BLBG:Australian Dollar Rises as Stevens’ Comments Reduce Rate-Cut Speculation
The Australian dollar touched a two- week high against the yen after Reserve Bank Governor Glenn Stevens said inflation “bears careful watching,” easing speculation the central bank will cut interest rates.
The so-called Aussie rose against all of its 16 major peers as traders cut bets that the Reserve Bank of Australia will reduce borrowing costs. The New Zealand dollar snapped a two-day decline against the greenback after TD Securities Inc. said the nation will continue to benefit from China’s growth through dairy exports.
“Stevens’ comments suggest the central bank hasn’t abandoned its tightening bias, spurring buying of the Aussie because it’s been sold as the market priced in rate cuts,” said Teppei Ino, an analyst in Tokyo at Bank of Tokyo-Mitsubishi UFJ Ltd. “The strength of New Zealand’s exports is that demand for their dairy products doesn’t fall even when there is concern about a global economic slowdown.”
Australia’s dollar climbed to 81.06 yen as of 1:37 p.m. in Sydney from 80.81 yesterday in New York, after touching 81.28, the highest since Aug. 8. It rose 0.5 percent to $1.0484. New Zealand’s currency advanced to 64.26 yen from 64.07 and gained 0.5 percent to 83.12 U.S. cents.
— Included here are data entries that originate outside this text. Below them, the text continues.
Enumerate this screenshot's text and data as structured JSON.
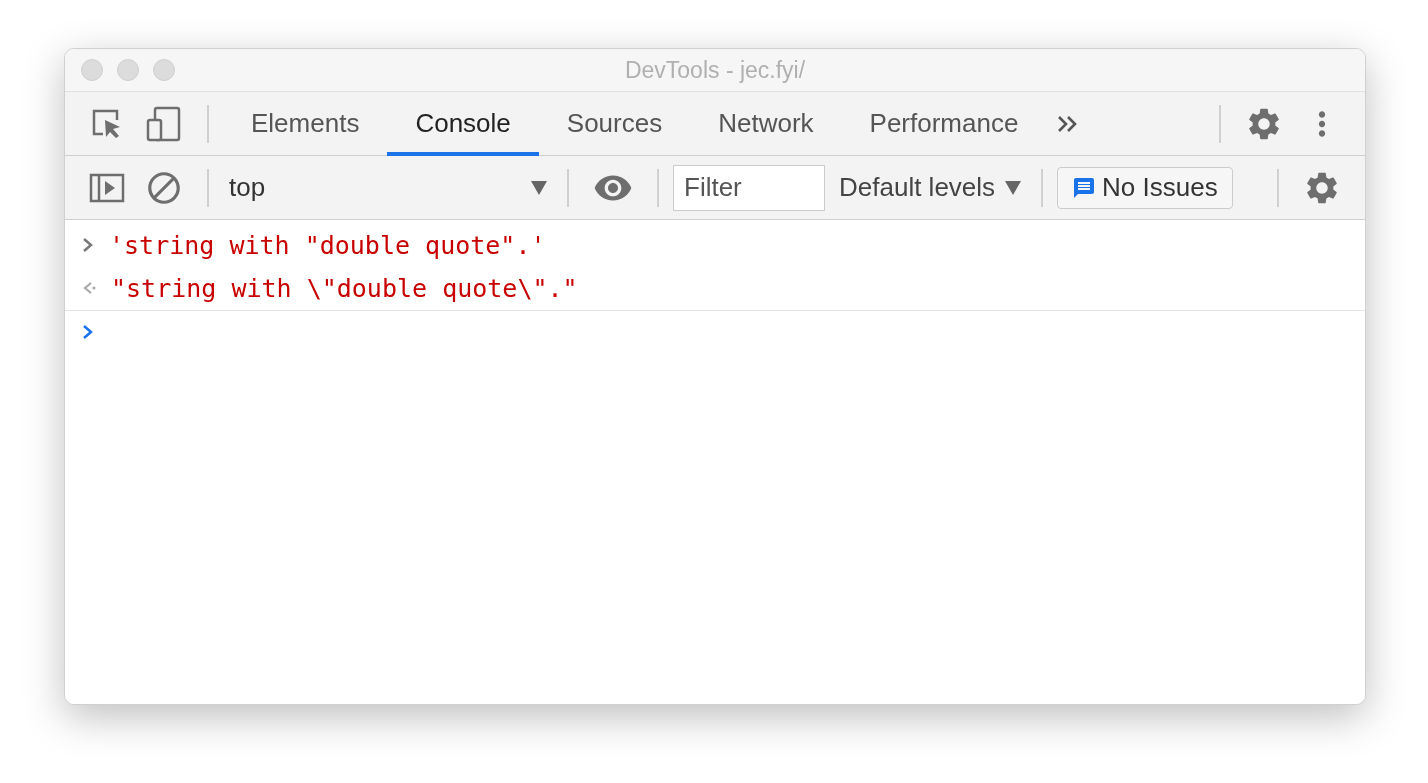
{
  "window": {
    "title": "DevTools - jec.fyi/"
  },
  "tabs": [
    {
      "label": "Elements",
      "selected": false
    },
    {
      "label": "Console",
      "selected": true
    },
    {
      "label": "Sources",
      "selected": false
    },
    {
      "label": "Network",
      "selected": false
    },
    {
      "label": "Performance",
      "selected": false
    }
  ],
  "toolbar": {
    "context": "top",
    "filter": {
      "placeholder": "Filter"
    },
    "levels": "Default levels",
    "issues": "No Issues"
  },
  "console": [
    {
      "kind": "input",
      "text": "'string with \"double quote\".'"
    },
    {
      "kind": "output",
      "text": "\"string with \\\"double quote\\\".\""
    }
  ]
}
The Aussie has risen 0.8 percent against the greenback over the past week, while the kiwi has jumped 1.6 percent, set to break a three-week losing streak.
Swaps traders have pared their bets on Australian interest- rate cuts, with a Credit Suisse Group AG index signaling 127 basis points of reductions over the next 12 months, less than the 153 basis points indicated last week.
Tightening in Sights
“Inflation bears careful watching, but we can keep it under control,” said Stevens today in his opening statement to a parliamentary committee in Melbourne.
“If the global backdrop stabilizes, it appears fairly clear to us the RBA has policy tightening in its sights,” Gavin Stacey, an interest-rate strategist in Sydney at Barclays Capital, and Joaquin Vespignani, an economist at the company, wrote in a note today.
The New Zealand dollar appreciated against all but one of its 16 major peers on prospects demand for the country’s dairy products will increase.
“As a meat and dairy exporter, New Zealand is well positioned to benefit from China’s structural rise in wealth,” Annette Beacher, head of Asia-Pacific research at TD Securities in Singapore, wrote in an e-mailed note today. “The big picture remains positive for New Zealand, suggesting that the New Zealand dollar could be a commodity currency that is well- supported for much longer.”
China was the South Pacific nation’s second-biggest export market after Australia in July, according to a trade report from Statistics New Zealand on Aug. 24. Stevens said today that China’s growth appears to be still “pretty solid.”
The New Zealand dollar, nicknamed the kiwi, has gained 6.5 percent over the past six months, the second-best performer after the Swiss franc among counterparts tracked by Bloomberg Correlation-Weighted Currency Indexes.